Museum

The Nature of Early Museums in America

Museums in America have changed greatly since their creation, and in other ways they have stayed the same. Early American museums differed widely in their ideas of presentation and subject matter. Peale’s Museum in Philadelphia is truly the forerunner to the modern American museum, while a museum like P.T. Barnum’s American Museum is no longer in exitance as an academic “museum.” A “museum” like Barnum’s today would be called a roadside attraction or a sideshow at a circus. The idea of what it means to be a “museum” has become more refined. Also, throughout the years museums in America have been made more accessible to a wider variety of audiences, but museums still tend to attract certain people.
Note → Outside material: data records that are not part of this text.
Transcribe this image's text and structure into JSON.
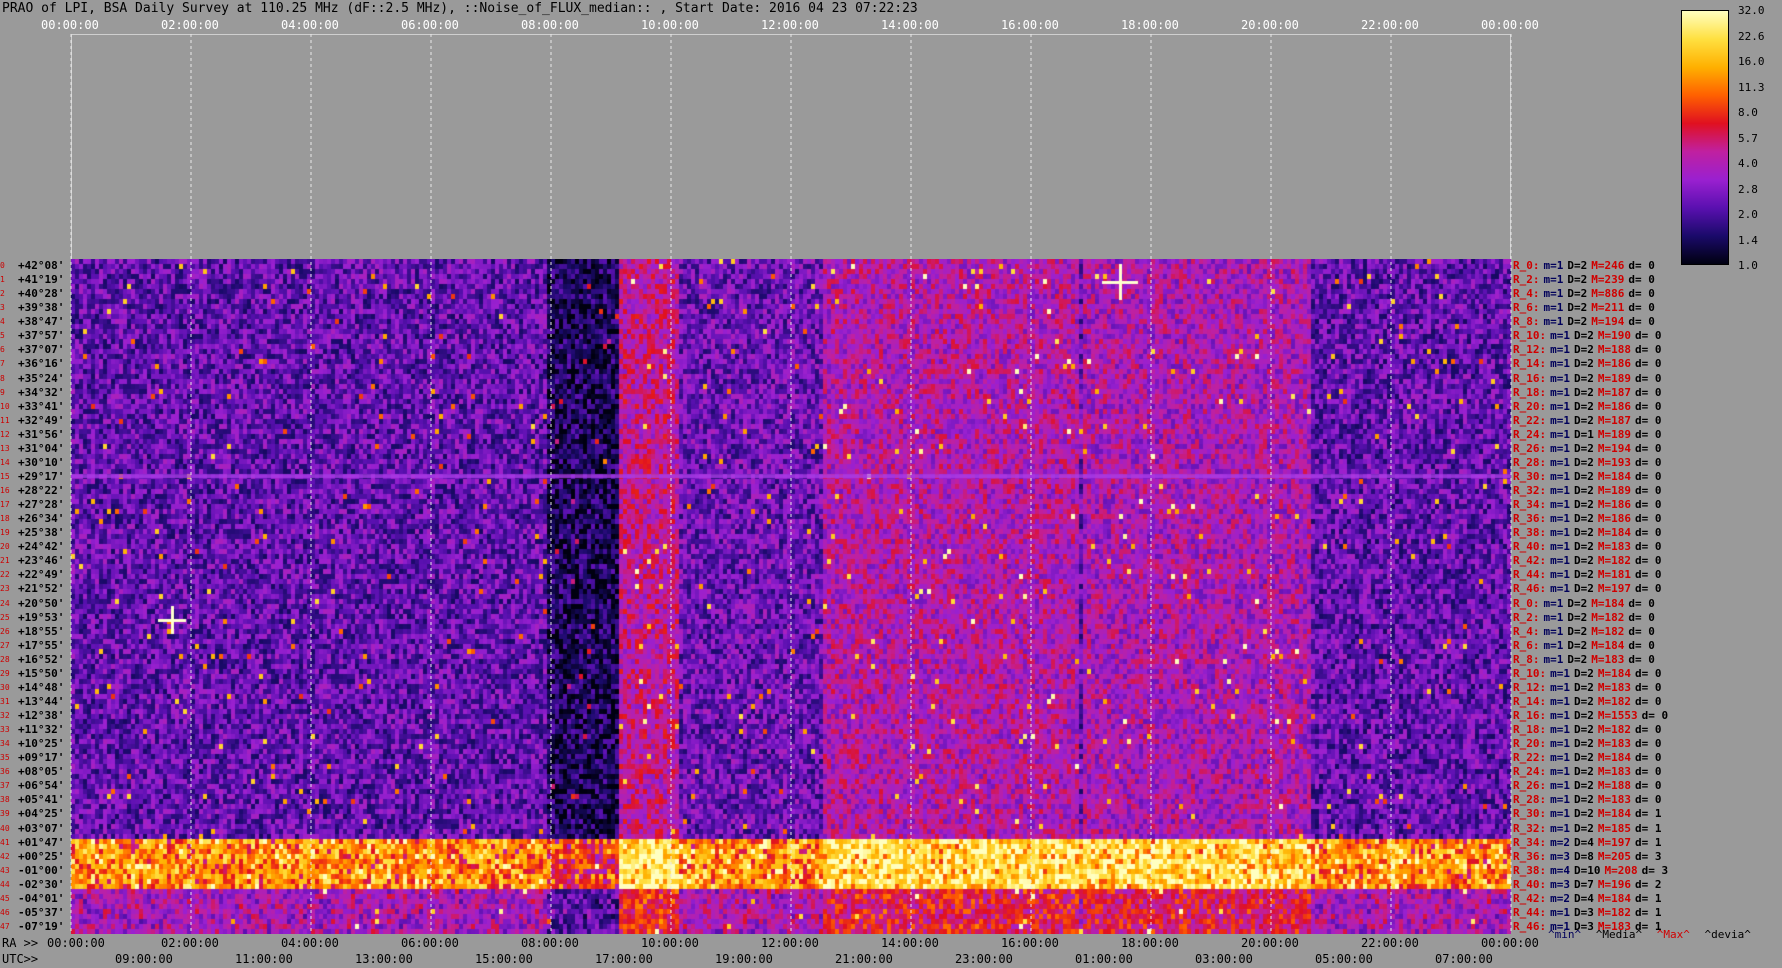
{
  "title": "PRAO of LPI, BSA Daily Survey at 110.25 MHz (dF::2.5 MHz), ::Noise_of_FLUX_median:: , Start Date: 2016 04 23 07:22:23",
  "chart_data": {
    "type": "heatmap",
    "top_axis_ticks": [
      "00:00:00",
      "02:00:00",
      "04:00:00",
      "06:00:00",
      "08:00:00",
      "10:00:00",
      "12:00:00",
      "14:00:00",
      "16:00:00",
      "18:00:00",
      "20:00:00",
      "22:00:00",
      "00:00:00"
    ],
    "ra_axis": {
      "prefix": "RA >>",
      "ticks": [
        "00:00:00",
        "02:00:00",
        "04:00:00",
        "06:00:00",
        "08:00:00",
        "10:00:00",
        "12:00:00",
        "14:00:00",
        "16:00:00",
        "18:00:00",
        "20:00:00",
        "22:00:00",
        "00:00:00"
      ]
    },
    "utc_axis": {
      "prefix": "UTC>>",
      "ticks": [
        "09:00:00",
        "11:00:00",
        "13:00:00",
        "15:00:00",
        "17:00:00",
        "19:00:00",
        "21:00:00",
        "23:00:00",
        "01:00:00",
        "03:00:00",
        "05:00:00",
        "07:00:00"
      ]
    },
    "colorbar": {
      "ticks": [
        "32.0",
        "22.6",
        "16.0",
        "11.3",
        "8.0",
        "5.7",
        "4.0",
        "2.8",
        "2.0",
        "1.4",
        "1.0"
      ],
      "scale": "log",
      "range": [
        1.0,
        32.0
      ],
      "colors": [
        "#000010",
        "#1a0a6a",
        "#5a10b0",
        "#9a20d0",
        "#c020a0",
        "#e01020",
        "#ff6000",
        "#ffb000",
        "#ffe040",
        "#ffffc0"
      ]
    },
    "declinations": [
      "+42°08'",
      "+41°19'",
      "+40°28'",
      "+39°38'",
      "+38°47'",
      "+37°57'",
      "+37°07'",
      "+36°16'",
      "+35°24'",
      "+34°32'",
      "+33°41'",
      "+32°49'",
      "+31°56'",
      "+31°04'",
      "+30°10'",
      "+29°17'",
      "+28°22'",
      "+27°28'",
      "+26°34'",
      "+25°38'",
      "+24°42'",
      "+23°46'",
      "+22°49'",
      "+21°52'",
      "+20°50'",
      "+19°53'",
      "+18°55'",
      "+17°55'",
      "+16°52'",
      "+15°50'",
      "+14°48'",
      "+13°44'",
      "+12°38'",
      "+11°32'",
      "+10°25'",
      "+09°17'",
      "+08°05'",
      "+06°54'",
      "+05°41'",
      "+04°25'",
      "+03°07'",
      "+01°47'",
      "+00°25'",
      "-01°00'",
      "-02°30'",
      "-04°01'",
      "-05°37'",
      "-07°19'"
    ],
    "row_stats": [
      {
        "r": "R_0:",
        "m": "m=1",
        "d": "D=2",
        "M": "M=246",
        "dv": "d= 0"
      },
      {
        "r": "R_2:",
        "m": "m=1",
        "d": "D=2",
        "M": "M=239",
        "dv": "d= 0"
      },
      {
        "r": "R_4:",
        "m": "m=1",
        "d": "D=2",
        "M": "M=886",
        "dv": "d= 0"
      },
      {
        "r": "R_6:",
        "m": "m=1",
        "d": "D=2",
        "M": "M=211",
        "dv": "d= 0"
      },
      {
        "r": "R_8:",
        "m": "m=1",
        "d": "D=2",
        "M": "M=194",
        "dv": "d= 0"
      },
      {
        "r": "R_10:",
        "m": "m=1",
        "d": "D=2",
        "M": "M=190",
        "dv": "d= 0"
      },
      {
        "r": "R_12:",
        "m": "m=1",
        "d": "D=2",
        "M": "M=188",
        "dv": "d= 0"
      },
      {
        "r": "R_14:",
        "m": "m=1",
        "d": "D=2",
        "M": "M=186",
        "dv": "d= 0"
      },
      {
        "r": "R_16:",
        "m": "m=1",
        "d": "D=2",
        "M": "M=189",
        "dv": "d= 0"
      },
      {
        "r": "R_18:",
        "m": "m=1",
        "d": "D=2",
        "M": "M=187",
        "dv": "d= 0"
      },
      {
        "r": "R_20:",
        "m": "m=1",
        "d": "D=2",
        "M": "M=186",
        "dv": "d= 0"
      },
      {
        "r": "R_22:",
        "m": "m=1",
        "d": "D=2",
        "M": "M=187",
        "dv": "d= 0"
      },
      {
        "r": "R_24:",
        "m": "m=1",
        "d": "D=1",
        "M": "M=189",
        "dv": "d= 0"
      },
      {
        "r": "R_26:",
        "m": "m=1",
        "d": "D=2",
        "M": "M=194",
        "dv": "d= 0"
      },
      {
        "r": "R_28:",
        "m": "m=1",
        "d": "D=2",
        "M": "M=193",
        "dv": "d= 0"
      },
      {
        "r": "R_30:",
        "m": "m=1",
        "d": "D=2",
        "M": "M=184",
        "dv": "d= 0"
      },
      {
        "r": "R_32:",
        "m": "m=1",
        "d": "D=2",
        "M": "M=189",
        "dv": "d= 0"
      },
      {
        "r": "R_34:",
        "m": "m=1",
        "d": "D=2",
        "M": "M=186",
        "dv": "d= 0"
      },
      {
        "r": "R_36:",
        "m": "m=1",
        "d": "D=2",
        "M": "M=186",
        "dv": "d= 0"
      },
      {
        "r": "R_38:",
        "m": "m=1",
        "d": "D=2",
        "M": "M=184",
        "dv": "d= 0"
      },
      {
        "r": "R_40:",
        "m": "m=1",
        "d": "D=2",
        "M": "M=183",
        "dv": "d= 0"
      },
      {
        "r": "R_42:",
        "m": "m=1",
        "d": "D=2",
        "M": "M=182",
        "dv": "d= 0"
      },
      {
        "r": "R_44:",
        "m": "m=1",
        "d": "D=2",
        "M": "M=181",
        "dv": "d= 0"
      },
      {
        "r": "R_46:",
        "m": "m=1",
        "d": "D=2",
        "M": "M=197",
        "dv": "d= 0"
      },
      {
        "r": "R_0:",
        "m": "m=1",
        "d": "D=2",
        "M": "M=184",
        "dv": "d= 0"
      },
      {
        "r": "R_2:",
        "m": "m=1",
        "d": "D=2",
        "M": "M=182",
        "dv": "d= 0"
      },
      {
        "r": "R_4:",
        "m": "m=1",
        "d": "D=2",
        "M": "M=182",
        "dv": "d= 0"
      },
      {
        "r": "R_6:",
        "m": "m=1",
        "d": "D=2",
        "M": "M=184",
        "dv": "d= 0"
      },
      {
        "r": "R_8:",
        "m": "m=1",
        "d": "D=2",
        "M": "M=183",
        "dv": "d= 0"
      },
      {
        "r": "R_10:",
        "m": "m=1",
        "d": "D=2",
        "M": "M=184",
        "dv": "d= 0"
      },
      {
        "r": "R_12:",
        "m": "m=1",
        "d": "D=2",
        "M": "M=183",
        "dv": "d= 0"
      },
      {
        "r": "R_14:",
        "m": "m=1",
        "d": "D=2",
        "M": "M=182",
        "dv": "d= 0"
      },
      {
        "r": "R_16:",
        "m": "m=1",
        "d": "D=2",
        "M": "M=1553",
        "dv": "d= 0"
      },
      {
        "r": "R_18:",
        "m": "m=1",
        "d": "D=2",
        "M": "M=182",
        "dv": "d= 0"
      },
      {
        "r": "R_20:",
        "m": "m=1",
        "d": "D=2",
        "M": "M=183",
        "dv": "d= 0"
      },
      {
        "r": "R_22:",
        "m": "m=1",
        "d": "D=2",
        "M": "M=184",
        "dv": "d= 0"
      },
      {
        "r": "R_24:",
        "m": "m=1",
        "d": "D=2",
        "M": "M=183",
        "dv": "d= 0"
      },
      {
        "r": "R_26:",
        "m": "m=1",
        "d": "D=2",
        "M": "M=188",
        "dv": "d= 0"
      },
      {
        "r": "R_28:",
        "m": "m=1",
        "d": "D=2",
        "M": "M=183",
        "dv": "d= 0"
      },
      {
        "r": "R_30:",
        "m": "m=1",
        "d": "D=2",
        "M": "M=184",
        "dv": "d= 1"
      },
      {
        "r": "R_32:",
        "m": "m=1",
        "d": "D=2",
        "M": "M=185",
        "dv": "d= 1"
      },
      {
        "r": "R_34:",
        "m": "m=2",
        "d": "D=4",
        "M": "M=197",
        "dv": "d= 1"
      },
      {
        "r": "R_36:",
        "m": "m=3",
        "d": "D=8",
        "M": "M=205",
        "dv": "d= 3"
      },
      {
        "r": "R_38:",
        "m": "m=4",
        "d": "D=10",
        "M": "M=208",
        "dv": "d= 3"
      },
      {
        "r": "R_40:",
        "m": "m=3",
        "d": "D=7",
        "M": "M=196",
        "dv": "d= 2"
      },
      {
        "r": "R_42:",
        "m": "m=2",
        "d": "D=4",
        "M": "M=184",
        "dv": "d= 1"
      },
      {
        "r": "R_44:",
        "m": "m=1",
        "d": "D=3",
        "M": "M=182",
        "dv": "d= 1"
      },
      {
        "r": "R_46:",
        "m": "m=1",
        "d": "D=3",
        "M": "M=183",
        "dv": "d= 1"
      }
    ],
    "legend": {
      "min": "^min^",
      "media": "^Media^",
      "max": "^Max^",
      "devia": "^devia^"
    },
    "legend_colors": {
      "min": "#00005a",
      "media": "#000000",
      "max": "#d00000",
      "devia": "#000000"
    }
  }
}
Yet, as a whole American Museums have evolved in their types of collections, the ways those collections are displayed, and are continuing their work to appeal to a broader audience.

Peale’s Philadelphia museum is often considered the first public natural history museum in America. American Museums, just like their country had to build their museum collections from the ground up. America had no royal collection that could be turned into a museum. Enter Charles Wilson Peale. Peale was a painter, but also collected natural history specimen. He arranged his objects in what he believed to be their order of importance, a hierarchy of sorts. (Reason 1/24 lecture) Peale had an overwhelming degree of stuff, and it was all just packed into Philosophical Hall in Philadelphia, Pennsylvanian. Peale wanted his museum to be a “great national magazine of those subjects in nature.” (Brigham pg. 24) His museum was open to the general public. Peale “was deeply committed to popular education,” (Kulik pg.4) and he put a strong emphasis on self-education which his museum embodied. There was a fee to get in Peale’s museum, but it was not unreasonable and therefore affordable to most people.

Titian Ramsey Peale, Charles Peale’s son, improved methods of preservation for entomological specimens, and prepared botanical illustrations. (Reason 1/24 lecture) Peale’s methods of display remain in use today. He created the idea of a diorama set up, where the animal or artifact would have a backdrop of a its natural habitat. Museum visitors are now accustomed to seeing specimen in the habitat in which it lived or existed. (Reason 1/24 lecture). Today, museum goers would not expect to see a museum stuffed to the brim with artifacts, or to have portraits of famous people like Benjamin Franklin lumped together with natural history specimen, like Peale arranged his. Modern museums specialize in certain artifacts and give the items that are being viewed room to breathe, so that they may be appreciated from every angle.

P.T. Barnum was a bold entrepreneur, but was not always successful in his ventures. One of his more successful undertakings was P.T. Barnum’s American Museum, located on Broadway in New York and painted bright colors. It had a band playing loudly, but terribly outside to attract guests. (Reason 1/29 lecture) Barnum’s museum was filled with people who were different, people with physical oddities, live animals, and very odd artifacts. Barnum’s collections where rather haphazard. For example, he would put bugs with suit of armor. (Reason 1/29 lecture) Barnum also liked to stir controversy, because it was free press. He was a firm believer in the idea that there was no such things as bad press. He was a master at advertising, and rotated his exhibits. (Reason 1/29 lecture) He always had something new up his sleeve and in his museum galleries. Museums today do not display human oddities in the same exploitive way that Barnum did, but they do still rotate exhibits and have continued to work on new ways of advertising.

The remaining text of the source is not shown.